先日、偶然にドラマ『ふぞろいの林檎たち』のパート1を久しぶりに観た。

このシリーズは四流大生と看護学校生を主人公に若者たちのコンプレックスを描いた群像劇である。

これに中井貴一さんが演じる仲手川良雄という登場人物が出てくる。
ドラマを観た人なら分かると思うが、この良雄は兎に角優柔不断でハッキリとものを言わない。だから、恋人や上司など周囲の人間に振り回されてしまう。男らしい兄とは違って彼を見ていると「シャキッとしろ‼️」とツッコミを入れたくなるのだ。
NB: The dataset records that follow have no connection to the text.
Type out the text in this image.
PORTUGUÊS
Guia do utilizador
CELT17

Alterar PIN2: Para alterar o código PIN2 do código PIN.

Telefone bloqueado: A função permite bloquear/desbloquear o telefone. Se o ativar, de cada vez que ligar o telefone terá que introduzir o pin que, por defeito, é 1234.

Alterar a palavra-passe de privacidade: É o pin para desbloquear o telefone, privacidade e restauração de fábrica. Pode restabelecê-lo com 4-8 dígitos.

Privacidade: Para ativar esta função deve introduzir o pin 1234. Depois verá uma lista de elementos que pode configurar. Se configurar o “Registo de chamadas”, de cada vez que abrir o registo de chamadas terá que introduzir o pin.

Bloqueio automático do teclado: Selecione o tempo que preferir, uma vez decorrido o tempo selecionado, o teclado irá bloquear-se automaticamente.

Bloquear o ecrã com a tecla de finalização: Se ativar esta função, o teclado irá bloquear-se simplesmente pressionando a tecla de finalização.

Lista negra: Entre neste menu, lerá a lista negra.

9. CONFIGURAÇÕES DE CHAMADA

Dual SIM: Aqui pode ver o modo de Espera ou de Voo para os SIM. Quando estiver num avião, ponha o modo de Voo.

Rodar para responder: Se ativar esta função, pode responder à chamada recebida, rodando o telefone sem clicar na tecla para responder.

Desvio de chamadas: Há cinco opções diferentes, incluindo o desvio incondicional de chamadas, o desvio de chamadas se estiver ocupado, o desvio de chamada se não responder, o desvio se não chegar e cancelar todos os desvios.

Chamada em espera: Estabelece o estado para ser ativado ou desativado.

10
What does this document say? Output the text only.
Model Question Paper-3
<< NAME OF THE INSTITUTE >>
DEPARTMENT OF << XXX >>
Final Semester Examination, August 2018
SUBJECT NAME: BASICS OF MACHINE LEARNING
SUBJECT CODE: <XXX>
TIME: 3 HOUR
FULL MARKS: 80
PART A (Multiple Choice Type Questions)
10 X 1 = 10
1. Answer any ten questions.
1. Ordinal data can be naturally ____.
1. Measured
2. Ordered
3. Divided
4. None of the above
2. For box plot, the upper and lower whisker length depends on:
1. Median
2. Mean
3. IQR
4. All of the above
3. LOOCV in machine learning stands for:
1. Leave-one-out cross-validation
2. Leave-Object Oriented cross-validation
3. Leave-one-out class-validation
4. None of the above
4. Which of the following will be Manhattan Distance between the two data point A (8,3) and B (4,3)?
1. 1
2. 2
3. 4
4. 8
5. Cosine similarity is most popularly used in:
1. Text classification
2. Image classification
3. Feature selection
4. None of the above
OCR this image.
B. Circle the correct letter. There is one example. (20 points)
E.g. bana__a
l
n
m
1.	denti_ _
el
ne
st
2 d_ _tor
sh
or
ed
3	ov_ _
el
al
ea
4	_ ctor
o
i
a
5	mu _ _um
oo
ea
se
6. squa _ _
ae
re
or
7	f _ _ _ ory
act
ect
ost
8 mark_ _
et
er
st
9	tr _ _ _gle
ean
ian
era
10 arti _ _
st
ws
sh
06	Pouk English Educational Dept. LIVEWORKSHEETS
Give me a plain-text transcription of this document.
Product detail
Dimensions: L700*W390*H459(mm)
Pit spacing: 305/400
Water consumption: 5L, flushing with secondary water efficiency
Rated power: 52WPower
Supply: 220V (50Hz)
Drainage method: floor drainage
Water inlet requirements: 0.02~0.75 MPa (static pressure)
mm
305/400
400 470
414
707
この良雄について作者の山田太一さんが説明しているインタビュー記事を読んだことがある。

その時に彼が語っていたのが・・

『良雄という人物は真っ先に相手の気持ちを考えてしまう。こんなことを言われたら嫌なんじゃないか?とか、断ったら嫌な気持ちになるんじゃないか?とか、そんなことを考えてしまうのだ。だから、人に対して強くものが言えない。だから、相手に舐められて損ばかりしてしまう。でも、それは決して悪いことではない。それは日本人が本来持つ良さであったはずだからだ。』

こんな感じのことを語られていた。

確かに良雄みたいな人は争いは起こさない。こんな人が増えればダイバーシティも簡単に実現出来るかもしれないし、こういう人物が評価され不幸にならない社会こそが健全な社会なのかもしれない・・

でも、現実には良雄みたいな人は生きていけないんじゃないかなと思う。このグローバル化の中では尚更・・

昭和のドラマを観ながら、そんなことを考えておりました。